The Markit CDX North America Investment Grade Index, a credit-default swaps benchmark that investors use to hedge against losses or to speculate on creditworthiness, fell 1.5 basis points to a mid-price of 95.8 basis points at 4:22 p.m. in New York, according to prices compiled by Bloomberg. Contracts tied to Sprint Nextel Corp. reached the lowest in more than a year after Softbank Corp. agreed to buy a stake in the third-largest U.S. wireless carrier.
Retail sales rose for a third straight month, allaying concern that the economic recovery is weakening, bolstering confidence in companies’ ability to repay debt. The 1.1 percent advance followed a revised 1.2 percent increase in August and exceeded the 0.8 percent median forecast of economists surveyed by Bloomberg. The data mark the third straight month of increasing sales.
“The world seems calm” today, Robert Grimm, head of high-yield trading at Odeon Capital Group LLC in Greenwich, Connecticut, said in a telephone interview. “We’re in the middle of a bunch of different things. Europe is still going to be our biggest bugaboo, or the biggest stimulus if they actually come up with something that is going to work.”
The credit-swaps index, which is at the lowest level since Oct. 8, typically falls as investor confidence improves and rises as it deteriorates. The contracts pay the buyer face value if a borrower fails to meet its obligations, less the value of the defaulted debt. A basis point equals $1,000 annually on a contract protecting $10 million of debt.
JPMorgan Chase & Co., the biggest U.S. bank, sold $2.85 billion of three-year bonds in two parts, including fixed-rate notes with a record-low coupon.
The lender issued $2.25 billion of fixed-rate securities, with an unprecedented low rate of 1.1 percent for three-year debt, that yield 77 basis points more than similar-maturity Treasuries and a $600 million floating-rate portion to yield 66 basis points more than the London interbank offered rate, according to a person familiar with the offering, who asked not to be identified because they weren’t authorized to speak about the transaction.
Vantage Drilling Co., the Houston-based offshore driller, plans to issue $1.15 billion of seven-year notes. The debt, which will be sold through its Offshore Group Investment Ltd. unit, could be sold as soon as tomorrow, according to a person familiar with the offering.
The average relative yield on speculative-grade debt fell 4 basis points, led by spreads on the bonds of communications and utilities companies, which narrowed 10 basis points.
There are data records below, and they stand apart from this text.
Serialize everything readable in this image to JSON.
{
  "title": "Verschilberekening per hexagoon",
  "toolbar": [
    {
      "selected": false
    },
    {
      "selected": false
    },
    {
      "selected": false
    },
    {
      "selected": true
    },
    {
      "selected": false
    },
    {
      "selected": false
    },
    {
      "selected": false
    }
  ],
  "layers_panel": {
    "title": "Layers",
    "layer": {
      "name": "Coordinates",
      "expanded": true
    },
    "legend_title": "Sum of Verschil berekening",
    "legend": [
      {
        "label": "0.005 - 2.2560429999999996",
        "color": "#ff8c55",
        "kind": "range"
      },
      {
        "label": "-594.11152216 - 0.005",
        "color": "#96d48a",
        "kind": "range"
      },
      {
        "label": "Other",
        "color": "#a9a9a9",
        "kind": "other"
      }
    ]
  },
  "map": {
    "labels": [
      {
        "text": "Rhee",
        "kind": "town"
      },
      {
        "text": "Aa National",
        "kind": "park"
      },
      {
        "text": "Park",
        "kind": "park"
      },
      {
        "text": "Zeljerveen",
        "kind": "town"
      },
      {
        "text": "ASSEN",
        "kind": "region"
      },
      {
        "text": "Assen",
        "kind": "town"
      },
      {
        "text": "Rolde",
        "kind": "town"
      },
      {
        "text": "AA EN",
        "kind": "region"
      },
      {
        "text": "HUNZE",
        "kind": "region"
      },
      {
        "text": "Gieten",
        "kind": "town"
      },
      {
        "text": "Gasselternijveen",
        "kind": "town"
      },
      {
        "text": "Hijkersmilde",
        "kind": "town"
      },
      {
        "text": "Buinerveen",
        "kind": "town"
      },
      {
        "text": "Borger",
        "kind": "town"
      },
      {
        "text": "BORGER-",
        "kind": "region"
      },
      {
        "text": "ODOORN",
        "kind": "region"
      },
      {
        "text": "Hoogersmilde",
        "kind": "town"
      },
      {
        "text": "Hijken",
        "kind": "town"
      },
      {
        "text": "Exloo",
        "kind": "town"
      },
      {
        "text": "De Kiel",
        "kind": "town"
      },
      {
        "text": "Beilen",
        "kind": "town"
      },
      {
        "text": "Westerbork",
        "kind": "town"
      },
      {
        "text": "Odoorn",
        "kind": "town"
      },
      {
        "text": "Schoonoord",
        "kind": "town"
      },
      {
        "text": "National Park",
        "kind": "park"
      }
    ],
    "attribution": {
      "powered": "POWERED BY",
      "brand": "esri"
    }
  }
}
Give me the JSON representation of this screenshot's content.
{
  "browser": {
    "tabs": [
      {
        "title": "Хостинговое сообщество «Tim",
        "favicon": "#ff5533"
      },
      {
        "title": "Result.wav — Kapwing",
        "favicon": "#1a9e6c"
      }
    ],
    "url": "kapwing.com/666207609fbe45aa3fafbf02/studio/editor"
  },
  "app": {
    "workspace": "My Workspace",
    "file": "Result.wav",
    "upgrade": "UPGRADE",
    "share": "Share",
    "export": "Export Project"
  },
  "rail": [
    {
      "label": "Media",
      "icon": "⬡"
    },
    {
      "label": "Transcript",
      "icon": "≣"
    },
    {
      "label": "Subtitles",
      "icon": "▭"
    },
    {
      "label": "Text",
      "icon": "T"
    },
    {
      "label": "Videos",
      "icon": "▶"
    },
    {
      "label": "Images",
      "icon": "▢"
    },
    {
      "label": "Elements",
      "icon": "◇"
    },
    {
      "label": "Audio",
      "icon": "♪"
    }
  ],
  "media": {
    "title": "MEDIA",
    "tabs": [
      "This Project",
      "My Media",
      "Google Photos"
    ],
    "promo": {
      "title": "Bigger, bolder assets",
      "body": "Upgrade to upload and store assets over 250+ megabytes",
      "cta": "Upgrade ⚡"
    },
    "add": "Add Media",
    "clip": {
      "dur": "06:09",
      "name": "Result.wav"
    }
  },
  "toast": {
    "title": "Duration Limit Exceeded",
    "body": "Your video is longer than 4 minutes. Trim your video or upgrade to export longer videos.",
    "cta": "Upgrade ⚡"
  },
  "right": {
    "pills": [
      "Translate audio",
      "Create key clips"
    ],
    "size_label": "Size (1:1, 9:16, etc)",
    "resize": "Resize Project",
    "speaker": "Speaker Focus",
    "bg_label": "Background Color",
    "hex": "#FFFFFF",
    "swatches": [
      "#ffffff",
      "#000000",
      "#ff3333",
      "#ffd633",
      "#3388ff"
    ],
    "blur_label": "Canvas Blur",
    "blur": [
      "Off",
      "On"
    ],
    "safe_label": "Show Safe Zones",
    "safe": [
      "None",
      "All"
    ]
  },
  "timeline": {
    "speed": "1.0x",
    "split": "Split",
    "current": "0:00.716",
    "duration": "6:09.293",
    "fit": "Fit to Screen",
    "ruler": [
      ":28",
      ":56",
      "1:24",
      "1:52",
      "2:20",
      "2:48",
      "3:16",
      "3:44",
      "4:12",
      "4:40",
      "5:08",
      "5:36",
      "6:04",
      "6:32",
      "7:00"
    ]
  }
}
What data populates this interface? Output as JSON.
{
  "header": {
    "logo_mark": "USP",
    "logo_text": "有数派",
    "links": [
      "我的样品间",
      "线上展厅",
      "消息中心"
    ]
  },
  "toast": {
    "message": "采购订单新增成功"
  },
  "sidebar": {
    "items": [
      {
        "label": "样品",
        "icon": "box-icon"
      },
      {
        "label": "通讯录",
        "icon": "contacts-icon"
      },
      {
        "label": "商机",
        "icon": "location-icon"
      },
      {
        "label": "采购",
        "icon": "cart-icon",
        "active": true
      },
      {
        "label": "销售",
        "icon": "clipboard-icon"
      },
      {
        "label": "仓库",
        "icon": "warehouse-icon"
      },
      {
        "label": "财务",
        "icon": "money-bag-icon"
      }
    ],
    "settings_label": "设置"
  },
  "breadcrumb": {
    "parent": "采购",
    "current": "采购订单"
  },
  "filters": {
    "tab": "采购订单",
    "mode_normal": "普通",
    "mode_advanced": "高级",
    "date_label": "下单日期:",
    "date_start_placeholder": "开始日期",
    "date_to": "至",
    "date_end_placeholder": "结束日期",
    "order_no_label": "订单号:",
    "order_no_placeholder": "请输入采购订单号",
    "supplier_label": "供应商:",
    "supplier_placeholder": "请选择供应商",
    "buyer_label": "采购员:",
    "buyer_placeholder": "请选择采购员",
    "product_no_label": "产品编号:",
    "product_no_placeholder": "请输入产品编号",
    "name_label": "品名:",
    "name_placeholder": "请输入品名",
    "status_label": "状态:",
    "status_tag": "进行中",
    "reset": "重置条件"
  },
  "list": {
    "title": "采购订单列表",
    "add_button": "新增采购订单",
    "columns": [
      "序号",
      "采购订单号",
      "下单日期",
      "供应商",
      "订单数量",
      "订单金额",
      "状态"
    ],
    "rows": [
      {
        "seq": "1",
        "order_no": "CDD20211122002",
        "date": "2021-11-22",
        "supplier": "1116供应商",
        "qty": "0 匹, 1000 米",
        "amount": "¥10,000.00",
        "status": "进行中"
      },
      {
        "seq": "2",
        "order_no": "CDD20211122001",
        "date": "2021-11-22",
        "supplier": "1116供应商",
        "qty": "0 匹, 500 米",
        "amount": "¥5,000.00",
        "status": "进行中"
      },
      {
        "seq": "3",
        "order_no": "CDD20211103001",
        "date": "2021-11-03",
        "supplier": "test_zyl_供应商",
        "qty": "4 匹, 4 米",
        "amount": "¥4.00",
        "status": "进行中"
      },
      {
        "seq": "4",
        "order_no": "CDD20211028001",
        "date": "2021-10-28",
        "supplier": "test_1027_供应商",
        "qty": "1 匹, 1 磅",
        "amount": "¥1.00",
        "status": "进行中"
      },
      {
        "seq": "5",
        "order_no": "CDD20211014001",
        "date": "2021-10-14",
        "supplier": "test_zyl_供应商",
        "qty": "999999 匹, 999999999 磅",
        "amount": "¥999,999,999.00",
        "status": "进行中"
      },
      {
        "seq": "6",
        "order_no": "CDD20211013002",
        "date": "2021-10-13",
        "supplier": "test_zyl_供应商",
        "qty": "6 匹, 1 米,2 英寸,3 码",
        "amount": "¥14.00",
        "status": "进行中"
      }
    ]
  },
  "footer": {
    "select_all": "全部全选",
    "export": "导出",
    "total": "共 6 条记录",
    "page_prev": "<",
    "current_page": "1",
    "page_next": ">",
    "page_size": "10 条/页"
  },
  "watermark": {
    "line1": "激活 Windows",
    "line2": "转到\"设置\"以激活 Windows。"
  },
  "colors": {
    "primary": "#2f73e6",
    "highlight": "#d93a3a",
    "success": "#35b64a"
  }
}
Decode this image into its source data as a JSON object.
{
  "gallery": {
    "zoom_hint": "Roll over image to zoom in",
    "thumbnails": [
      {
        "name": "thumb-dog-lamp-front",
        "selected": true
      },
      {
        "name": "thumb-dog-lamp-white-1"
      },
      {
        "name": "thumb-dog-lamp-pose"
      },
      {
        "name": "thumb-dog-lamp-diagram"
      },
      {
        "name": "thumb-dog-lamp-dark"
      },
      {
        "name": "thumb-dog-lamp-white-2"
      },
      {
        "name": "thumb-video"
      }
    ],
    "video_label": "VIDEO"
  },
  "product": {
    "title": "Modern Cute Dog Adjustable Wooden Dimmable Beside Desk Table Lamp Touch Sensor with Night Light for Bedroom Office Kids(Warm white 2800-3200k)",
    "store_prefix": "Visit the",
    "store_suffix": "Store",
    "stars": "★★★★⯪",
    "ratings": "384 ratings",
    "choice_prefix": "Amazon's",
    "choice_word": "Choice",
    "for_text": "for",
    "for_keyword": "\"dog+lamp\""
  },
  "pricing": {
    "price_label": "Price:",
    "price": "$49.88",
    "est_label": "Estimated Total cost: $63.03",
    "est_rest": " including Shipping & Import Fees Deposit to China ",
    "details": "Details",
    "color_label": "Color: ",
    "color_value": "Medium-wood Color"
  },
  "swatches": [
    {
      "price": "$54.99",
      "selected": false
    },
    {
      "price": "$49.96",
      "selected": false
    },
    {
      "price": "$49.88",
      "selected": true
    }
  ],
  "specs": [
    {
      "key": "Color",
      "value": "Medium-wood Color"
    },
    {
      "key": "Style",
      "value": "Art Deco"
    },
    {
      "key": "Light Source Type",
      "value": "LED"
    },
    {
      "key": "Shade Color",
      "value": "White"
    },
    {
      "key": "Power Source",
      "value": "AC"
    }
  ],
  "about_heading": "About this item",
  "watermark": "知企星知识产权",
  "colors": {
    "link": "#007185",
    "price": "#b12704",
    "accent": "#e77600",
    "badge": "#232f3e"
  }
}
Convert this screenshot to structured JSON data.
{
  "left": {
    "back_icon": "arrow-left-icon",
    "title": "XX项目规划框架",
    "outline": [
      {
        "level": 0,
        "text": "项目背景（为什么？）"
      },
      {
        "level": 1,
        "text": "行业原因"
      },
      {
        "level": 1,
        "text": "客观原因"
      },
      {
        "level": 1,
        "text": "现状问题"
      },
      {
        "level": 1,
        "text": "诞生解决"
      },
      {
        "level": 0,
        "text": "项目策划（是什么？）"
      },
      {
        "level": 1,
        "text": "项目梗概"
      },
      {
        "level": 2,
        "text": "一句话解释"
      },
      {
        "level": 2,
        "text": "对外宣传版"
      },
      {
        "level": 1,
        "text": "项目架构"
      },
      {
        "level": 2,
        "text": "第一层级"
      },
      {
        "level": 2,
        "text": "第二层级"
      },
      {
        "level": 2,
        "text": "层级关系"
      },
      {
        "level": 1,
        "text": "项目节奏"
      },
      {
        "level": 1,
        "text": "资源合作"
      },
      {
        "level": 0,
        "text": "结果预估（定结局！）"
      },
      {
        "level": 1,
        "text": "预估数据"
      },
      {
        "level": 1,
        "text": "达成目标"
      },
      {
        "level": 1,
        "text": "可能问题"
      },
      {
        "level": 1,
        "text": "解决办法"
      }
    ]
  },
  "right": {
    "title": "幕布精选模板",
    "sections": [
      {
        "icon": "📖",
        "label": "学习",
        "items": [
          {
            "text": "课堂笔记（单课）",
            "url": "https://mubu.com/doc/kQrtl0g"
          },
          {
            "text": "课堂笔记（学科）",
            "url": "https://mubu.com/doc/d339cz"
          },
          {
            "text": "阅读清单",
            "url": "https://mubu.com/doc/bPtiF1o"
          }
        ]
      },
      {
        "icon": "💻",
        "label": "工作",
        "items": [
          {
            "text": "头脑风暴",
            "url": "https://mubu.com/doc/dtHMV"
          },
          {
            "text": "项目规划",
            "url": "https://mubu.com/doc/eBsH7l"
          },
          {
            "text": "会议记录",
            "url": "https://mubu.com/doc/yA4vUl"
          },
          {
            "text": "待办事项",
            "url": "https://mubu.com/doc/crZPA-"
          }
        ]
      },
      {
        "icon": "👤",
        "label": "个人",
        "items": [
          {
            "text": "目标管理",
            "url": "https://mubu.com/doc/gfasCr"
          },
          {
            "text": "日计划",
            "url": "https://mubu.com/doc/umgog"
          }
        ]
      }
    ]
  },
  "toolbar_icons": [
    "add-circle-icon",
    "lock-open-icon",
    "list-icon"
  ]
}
The average relative yield on investment-grade debt decreased 1 basis point.
Credit swaps protecting against Sprint’s default dropped to 329 basis points, the lowest since July 2011, as of 3:30 p.m. in New York, according to data provider CMA, which is owned by McGraw-Hill Cos. and compiles prices quoted by dealers in the privately negotiated market.
Softbank, Japan’s third-largest mobile-phone operator, agreed to pay $20.1 billion to acquire about a 70 percent stake in Sprint, according to a statement today.
Sprint’s $2.48 billion of 6.875 percent debt maturing in 2028 rose 4.3 cents to 106 cents on the dollar at 4:11 p.m., according to Trace, the bond-price reporting system of the Financial Industry Regulatory Authority. The bonds yield 6.28 percent.